17 thoughts on “Going Solo? 10 Tips for Lone Travellers in Southeast Asia!”

  1. Been travelling solo since December SE Asia currently in cairns your never alone so easy to meet people and I’ve made pals from all over the world DO IT!

  2. Del Dinsdale

    Travelling alone is very good, sometimes yr lonely and on yr own depending on if you get a sociable hostal with a bar etc, but always remmember tommorow is another day and you can travel somewhere else, I was very scared going on my own but as soon as I arrived I realise the best way is to stay in hostals not hotels, even now if I had the choice between 5* and dorms it’s dorms all the way very good crack

  3. Jeff Bronson

    Alone, but…..I’m doing the digital nomad thing, and staying in apartments and using co-working spaces to get work done. So it’s unfortunately a far cry from the ‘never alone’ hostel packing tour when you stay a city for a couple of months at a time.

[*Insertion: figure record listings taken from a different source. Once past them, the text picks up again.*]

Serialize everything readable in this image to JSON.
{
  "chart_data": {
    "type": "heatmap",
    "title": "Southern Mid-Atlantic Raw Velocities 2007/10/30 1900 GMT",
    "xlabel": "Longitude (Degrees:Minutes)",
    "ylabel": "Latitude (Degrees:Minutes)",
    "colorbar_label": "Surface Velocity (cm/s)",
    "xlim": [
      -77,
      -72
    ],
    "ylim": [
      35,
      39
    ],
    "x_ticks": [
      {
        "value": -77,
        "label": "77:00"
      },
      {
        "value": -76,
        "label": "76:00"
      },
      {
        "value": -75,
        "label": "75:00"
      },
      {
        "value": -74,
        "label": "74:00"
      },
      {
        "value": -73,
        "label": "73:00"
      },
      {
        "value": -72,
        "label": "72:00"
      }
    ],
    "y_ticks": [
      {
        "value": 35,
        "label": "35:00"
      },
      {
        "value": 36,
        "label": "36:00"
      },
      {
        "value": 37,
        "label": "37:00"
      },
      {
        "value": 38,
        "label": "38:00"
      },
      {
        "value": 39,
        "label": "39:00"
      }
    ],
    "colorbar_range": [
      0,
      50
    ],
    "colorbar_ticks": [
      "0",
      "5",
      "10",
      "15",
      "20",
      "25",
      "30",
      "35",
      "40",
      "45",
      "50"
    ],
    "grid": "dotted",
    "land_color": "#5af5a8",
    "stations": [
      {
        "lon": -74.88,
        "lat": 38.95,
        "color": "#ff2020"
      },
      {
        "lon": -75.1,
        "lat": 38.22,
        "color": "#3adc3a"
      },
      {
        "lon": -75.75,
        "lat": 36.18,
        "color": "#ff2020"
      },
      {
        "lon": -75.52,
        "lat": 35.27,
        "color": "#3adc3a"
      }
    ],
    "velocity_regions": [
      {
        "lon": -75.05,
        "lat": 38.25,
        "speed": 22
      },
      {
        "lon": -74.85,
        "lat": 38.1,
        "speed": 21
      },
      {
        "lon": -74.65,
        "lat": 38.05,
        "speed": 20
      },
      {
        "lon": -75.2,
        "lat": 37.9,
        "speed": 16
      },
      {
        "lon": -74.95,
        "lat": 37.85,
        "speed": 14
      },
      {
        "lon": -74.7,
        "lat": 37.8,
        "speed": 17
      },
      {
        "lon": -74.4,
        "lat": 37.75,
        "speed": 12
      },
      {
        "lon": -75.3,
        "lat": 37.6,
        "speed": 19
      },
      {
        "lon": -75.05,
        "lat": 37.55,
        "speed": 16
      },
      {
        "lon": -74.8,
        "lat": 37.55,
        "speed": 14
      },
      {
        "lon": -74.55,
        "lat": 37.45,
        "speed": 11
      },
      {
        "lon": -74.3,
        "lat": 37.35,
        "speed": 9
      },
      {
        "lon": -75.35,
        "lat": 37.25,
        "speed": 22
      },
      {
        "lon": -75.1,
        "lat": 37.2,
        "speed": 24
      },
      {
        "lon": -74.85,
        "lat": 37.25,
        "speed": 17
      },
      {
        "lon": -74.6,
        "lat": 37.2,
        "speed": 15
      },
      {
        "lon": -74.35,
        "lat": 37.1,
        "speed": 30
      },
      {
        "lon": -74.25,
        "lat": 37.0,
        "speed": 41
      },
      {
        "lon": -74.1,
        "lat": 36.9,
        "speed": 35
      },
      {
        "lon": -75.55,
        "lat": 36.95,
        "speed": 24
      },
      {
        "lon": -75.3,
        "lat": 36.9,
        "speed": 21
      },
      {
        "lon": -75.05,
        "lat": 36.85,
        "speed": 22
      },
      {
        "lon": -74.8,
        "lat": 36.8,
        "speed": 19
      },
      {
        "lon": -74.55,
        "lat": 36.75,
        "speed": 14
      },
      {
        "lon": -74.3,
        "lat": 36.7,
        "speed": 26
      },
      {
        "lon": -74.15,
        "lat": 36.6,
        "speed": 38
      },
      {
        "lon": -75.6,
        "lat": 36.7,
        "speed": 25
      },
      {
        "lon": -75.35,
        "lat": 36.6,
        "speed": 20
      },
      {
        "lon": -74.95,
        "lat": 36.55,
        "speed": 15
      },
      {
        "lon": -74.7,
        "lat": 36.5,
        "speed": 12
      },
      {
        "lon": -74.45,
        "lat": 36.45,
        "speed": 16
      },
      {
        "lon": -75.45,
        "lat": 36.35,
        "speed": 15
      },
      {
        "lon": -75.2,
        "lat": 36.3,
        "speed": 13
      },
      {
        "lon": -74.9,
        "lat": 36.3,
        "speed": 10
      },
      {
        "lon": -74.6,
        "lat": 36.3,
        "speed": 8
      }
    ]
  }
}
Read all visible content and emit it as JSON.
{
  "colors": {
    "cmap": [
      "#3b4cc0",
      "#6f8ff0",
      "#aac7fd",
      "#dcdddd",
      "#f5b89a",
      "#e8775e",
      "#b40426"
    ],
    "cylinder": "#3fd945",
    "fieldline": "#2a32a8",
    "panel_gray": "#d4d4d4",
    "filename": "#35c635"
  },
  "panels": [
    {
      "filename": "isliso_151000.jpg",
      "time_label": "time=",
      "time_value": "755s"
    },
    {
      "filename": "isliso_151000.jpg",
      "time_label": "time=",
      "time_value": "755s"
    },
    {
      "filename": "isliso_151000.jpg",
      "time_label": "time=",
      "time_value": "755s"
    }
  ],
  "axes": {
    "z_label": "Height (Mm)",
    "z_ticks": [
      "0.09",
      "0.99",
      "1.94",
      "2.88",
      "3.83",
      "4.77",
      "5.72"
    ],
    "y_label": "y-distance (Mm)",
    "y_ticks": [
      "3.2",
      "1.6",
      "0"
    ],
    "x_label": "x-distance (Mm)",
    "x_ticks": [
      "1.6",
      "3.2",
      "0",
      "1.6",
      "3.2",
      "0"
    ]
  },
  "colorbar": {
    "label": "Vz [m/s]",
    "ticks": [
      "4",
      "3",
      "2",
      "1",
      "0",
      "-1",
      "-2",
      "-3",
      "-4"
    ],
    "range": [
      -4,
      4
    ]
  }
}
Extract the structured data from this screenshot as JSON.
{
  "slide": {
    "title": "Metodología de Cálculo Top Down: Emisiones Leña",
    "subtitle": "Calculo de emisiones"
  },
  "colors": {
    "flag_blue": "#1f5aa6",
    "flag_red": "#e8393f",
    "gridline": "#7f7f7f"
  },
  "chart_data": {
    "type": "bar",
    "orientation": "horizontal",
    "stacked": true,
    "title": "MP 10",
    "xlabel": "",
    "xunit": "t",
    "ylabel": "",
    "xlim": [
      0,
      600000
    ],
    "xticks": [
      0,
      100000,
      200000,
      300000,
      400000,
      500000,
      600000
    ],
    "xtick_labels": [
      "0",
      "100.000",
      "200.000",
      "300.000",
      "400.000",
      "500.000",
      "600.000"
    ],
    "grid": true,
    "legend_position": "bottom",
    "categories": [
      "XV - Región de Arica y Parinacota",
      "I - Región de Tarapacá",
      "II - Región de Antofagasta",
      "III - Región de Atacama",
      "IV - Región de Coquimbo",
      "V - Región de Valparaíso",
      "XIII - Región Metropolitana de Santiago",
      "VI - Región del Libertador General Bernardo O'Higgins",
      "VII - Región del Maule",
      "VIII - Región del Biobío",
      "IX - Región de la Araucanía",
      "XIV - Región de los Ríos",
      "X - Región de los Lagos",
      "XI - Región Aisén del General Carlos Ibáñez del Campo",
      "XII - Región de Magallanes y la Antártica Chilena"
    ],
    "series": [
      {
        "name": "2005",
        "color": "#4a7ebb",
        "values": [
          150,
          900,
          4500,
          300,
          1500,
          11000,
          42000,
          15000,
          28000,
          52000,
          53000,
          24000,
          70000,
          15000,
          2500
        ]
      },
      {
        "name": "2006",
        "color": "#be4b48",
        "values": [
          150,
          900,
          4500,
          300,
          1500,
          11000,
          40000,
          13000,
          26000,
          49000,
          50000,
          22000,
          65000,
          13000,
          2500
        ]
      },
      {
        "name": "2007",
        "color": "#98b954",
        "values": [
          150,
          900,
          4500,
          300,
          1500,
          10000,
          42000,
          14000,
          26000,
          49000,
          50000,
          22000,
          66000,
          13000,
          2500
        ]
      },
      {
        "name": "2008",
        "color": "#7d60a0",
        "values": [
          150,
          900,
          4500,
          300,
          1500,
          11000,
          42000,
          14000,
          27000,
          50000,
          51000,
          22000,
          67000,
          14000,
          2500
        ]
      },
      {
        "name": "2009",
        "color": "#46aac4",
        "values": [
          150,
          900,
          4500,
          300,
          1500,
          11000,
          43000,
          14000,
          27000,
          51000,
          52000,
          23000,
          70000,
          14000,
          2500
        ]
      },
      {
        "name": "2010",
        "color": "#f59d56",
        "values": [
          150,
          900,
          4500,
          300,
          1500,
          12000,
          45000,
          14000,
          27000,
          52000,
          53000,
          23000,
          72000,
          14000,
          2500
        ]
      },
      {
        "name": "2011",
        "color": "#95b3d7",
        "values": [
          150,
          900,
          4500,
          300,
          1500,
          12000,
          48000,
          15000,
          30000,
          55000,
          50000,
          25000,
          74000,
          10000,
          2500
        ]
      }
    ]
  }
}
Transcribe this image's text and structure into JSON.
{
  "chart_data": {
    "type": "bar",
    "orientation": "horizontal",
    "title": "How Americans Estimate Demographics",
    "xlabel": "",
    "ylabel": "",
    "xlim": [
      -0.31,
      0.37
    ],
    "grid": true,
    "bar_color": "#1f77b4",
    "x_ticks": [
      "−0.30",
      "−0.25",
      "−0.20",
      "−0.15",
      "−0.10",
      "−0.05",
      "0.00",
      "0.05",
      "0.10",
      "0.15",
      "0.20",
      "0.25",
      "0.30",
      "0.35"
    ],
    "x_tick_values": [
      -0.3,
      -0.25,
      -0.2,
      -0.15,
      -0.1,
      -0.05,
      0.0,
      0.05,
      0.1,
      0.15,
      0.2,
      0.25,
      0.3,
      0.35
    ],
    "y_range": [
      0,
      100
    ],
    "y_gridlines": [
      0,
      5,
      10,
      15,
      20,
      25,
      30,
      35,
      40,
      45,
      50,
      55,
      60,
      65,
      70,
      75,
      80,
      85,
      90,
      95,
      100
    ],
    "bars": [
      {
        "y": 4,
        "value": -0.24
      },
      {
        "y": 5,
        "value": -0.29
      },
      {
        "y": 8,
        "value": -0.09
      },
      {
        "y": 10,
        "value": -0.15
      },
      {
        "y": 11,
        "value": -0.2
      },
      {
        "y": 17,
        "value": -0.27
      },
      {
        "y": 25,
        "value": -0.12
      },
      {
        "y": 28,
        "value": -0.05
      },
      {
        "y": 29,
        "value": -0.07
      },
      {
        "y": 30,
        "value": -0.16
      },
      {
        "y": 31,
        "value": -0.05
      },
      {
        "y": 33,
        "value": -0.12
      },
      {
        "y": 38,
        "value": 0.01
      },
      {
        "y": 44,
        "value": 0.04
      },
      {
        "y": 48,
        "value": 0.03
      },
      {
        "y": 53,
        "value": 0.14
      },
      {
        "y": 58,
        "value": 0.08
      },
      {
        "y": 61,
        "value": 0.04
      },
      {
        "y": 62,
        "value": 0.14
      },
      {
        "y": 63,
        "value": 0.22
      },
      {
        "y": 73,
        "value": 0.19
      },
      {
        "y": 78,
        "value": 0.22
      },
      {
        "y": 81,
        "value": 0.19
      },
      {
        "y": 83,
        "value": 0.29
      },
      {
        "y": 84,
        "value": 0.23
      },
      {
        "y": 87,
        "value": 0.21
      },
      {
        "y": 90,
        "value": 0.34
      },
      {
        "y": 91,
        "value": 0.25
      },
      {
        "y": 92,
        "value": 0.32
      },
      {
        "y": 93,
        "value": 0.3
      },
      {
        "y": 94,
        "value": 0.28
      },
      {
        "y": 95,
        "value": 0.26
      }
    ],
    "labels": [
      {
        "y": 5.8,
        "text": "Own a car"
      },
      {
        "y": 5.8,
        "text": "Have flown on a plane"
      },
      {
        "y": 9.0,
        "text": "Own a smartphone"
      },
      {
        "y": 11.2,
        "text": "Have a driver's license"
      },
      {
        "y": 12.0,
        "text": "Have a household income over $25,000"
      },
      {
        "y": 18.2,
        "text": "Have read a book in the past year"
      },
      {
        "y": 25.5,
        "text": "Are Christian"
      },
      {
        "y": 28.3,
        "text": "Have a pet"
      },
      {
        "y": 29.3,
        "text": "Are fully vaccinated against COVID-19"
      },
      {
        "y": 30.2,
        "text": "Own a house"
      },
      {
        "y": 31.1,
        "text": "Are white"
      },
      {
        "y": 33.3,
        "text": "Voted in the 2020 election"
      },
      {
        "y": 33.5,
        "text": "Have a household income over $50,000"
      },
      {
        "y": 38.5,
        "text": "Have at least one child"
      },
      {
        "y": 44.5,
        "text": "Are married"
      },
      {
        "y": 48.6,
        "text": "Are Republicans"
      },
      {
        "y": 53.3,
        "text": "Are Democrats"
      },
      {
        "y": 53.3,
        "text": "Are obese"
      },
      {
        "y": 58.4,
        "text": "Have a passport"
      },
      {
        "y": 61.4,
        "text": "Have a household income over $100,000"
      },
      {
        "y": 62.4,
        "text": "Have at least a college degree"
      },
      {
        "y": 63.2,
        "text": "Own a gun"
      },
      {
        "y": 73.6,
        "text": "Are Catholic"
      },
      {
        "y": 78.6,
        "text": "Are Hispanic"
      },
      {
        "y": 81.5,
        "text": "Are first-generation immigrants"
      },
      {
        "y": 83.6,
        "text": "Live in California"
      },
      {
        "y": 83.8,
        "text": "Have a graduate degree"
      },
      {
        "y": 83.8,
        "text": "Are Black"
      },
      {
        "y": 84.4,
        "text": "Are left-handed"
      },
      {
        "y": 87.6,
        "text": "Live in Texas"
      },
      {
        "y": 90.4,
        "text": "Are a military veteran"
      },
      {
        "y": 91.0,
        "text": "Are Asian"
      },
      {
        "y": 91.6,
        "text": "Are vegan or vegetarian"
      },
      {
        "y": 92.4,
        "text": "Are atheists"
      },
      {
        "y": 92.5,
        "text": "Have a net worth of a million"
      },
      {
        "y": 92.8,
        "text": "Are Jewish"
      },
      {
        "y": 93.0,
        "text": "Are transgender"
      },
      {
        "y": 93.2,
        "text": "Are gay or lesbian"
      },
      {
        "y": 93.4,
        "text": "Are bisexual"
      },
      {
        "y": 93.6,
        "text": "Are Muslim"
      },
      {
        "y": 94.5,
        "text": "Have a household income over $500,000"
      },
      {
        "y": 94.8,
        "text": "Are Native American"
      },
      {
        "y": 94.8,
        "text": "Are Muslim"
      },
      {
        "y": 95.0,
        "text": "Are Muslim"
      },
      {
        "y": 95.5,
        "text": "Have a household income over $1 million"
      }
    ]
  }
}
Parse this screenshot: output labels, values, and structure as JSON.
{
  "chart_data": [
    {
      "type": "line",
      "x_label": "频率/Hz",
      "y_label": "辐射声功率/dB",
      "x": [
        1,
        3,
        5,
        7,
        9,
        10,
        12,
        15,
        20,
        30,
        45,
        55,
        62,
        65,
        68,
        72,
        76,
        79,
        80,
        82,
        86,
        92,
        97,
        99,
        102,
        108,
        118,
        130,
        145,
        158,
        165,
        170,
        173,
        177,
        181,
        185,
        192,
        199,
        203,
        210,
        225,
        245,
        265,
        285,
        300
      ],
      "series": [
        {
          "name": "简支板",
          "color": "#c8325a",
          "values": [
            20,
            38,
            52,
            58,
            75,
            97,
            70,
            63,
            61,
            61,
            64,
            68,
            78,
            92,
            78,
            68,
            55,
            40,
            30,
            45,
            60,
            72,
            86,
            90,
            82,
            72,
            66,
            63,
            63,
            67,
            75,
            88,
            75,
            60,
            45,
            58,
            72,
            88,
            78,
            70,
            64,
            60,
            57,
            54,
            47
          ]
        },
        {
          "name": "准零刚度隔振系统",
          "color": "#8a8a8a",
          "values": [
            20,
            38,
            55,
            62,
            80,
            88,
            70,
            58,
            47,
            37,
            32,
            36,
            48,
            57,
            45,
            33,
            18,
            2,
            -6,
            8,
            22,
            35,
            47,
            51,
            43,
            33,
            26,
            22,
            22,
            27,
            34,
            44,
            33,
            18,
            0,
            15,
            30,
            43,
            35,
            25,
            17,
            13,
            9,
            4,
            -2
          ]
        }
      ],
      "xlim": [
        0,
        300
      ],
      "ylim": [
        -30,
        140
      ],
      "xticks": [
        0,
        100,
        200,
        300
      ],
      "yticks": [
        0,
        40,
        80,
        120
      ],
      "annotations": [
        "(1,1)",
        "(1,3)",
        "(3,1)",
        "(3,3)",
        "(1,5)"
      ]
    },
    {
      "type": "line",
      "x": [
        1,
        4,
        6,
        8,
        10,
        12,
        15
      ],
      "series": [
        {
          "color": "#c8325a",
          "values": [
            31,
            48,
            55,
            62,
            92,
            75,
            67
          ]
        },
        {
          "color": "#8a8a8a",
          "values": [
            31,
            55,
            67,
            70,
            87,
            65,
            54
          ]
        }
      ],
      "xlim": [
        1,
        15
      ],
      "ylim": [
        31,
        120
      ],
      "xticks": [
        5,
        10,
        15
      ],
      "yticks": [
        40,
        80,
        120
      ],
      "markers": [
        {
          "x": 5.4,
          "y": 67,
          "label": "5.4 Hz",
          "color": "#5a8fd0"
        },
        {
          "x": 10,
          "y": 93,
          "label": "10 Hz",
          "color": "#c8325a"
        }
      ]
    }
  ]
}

  4. A World of Backpacking

    travelling solo is awesome! Did it for 6 months in 2011, a week in 2013 and then 2-2.5 month this year 🙂

  5. Edward Martin

    two people better 🙂 go crazy alone , have a good lady to cruz with and to share our experiences with ( or guy if your a lady ) safer also

  6. Alone. Do what I like when I like. I’ve been with friends and we all ended up going solo and doing our own thing, no rows or dramas, wise choice. Was great for all of us. Now I go everywhere solo, you’ll meet tons of people doing the same.

  7. Solo all the way! Made some life long friends I’d never of had time for if sharing with others

  8. i have done S.E.A 4 times, 3 of which venturing out on my own, the most recent was a 8 months trip in 2013 .. of that 8 months i was only ever truly on my own for .. maybe 4-5 weeks of it… and that was due to work commitments ( i was freelancing to pay for the trip ) .. i agree with most of the tips on here, the 1st is not necessary though. The most important one for me is the last one though.. 🙂 .. IMO

  9. Haha the moment when you make conversation with the person in the next bunk bed always involve a ‘Where you from?’ ‘How have you been travelling?’ ‘Where’s your next stop?’ If you feel like hanging out with another solo backpacker a ‘I’m gonna grab something to eat, wanna come?’ is a good icebreaker.

  10. I agree. Striking up a convo with a fellow backpacker has NEVER backfired. Especially if they are also alone.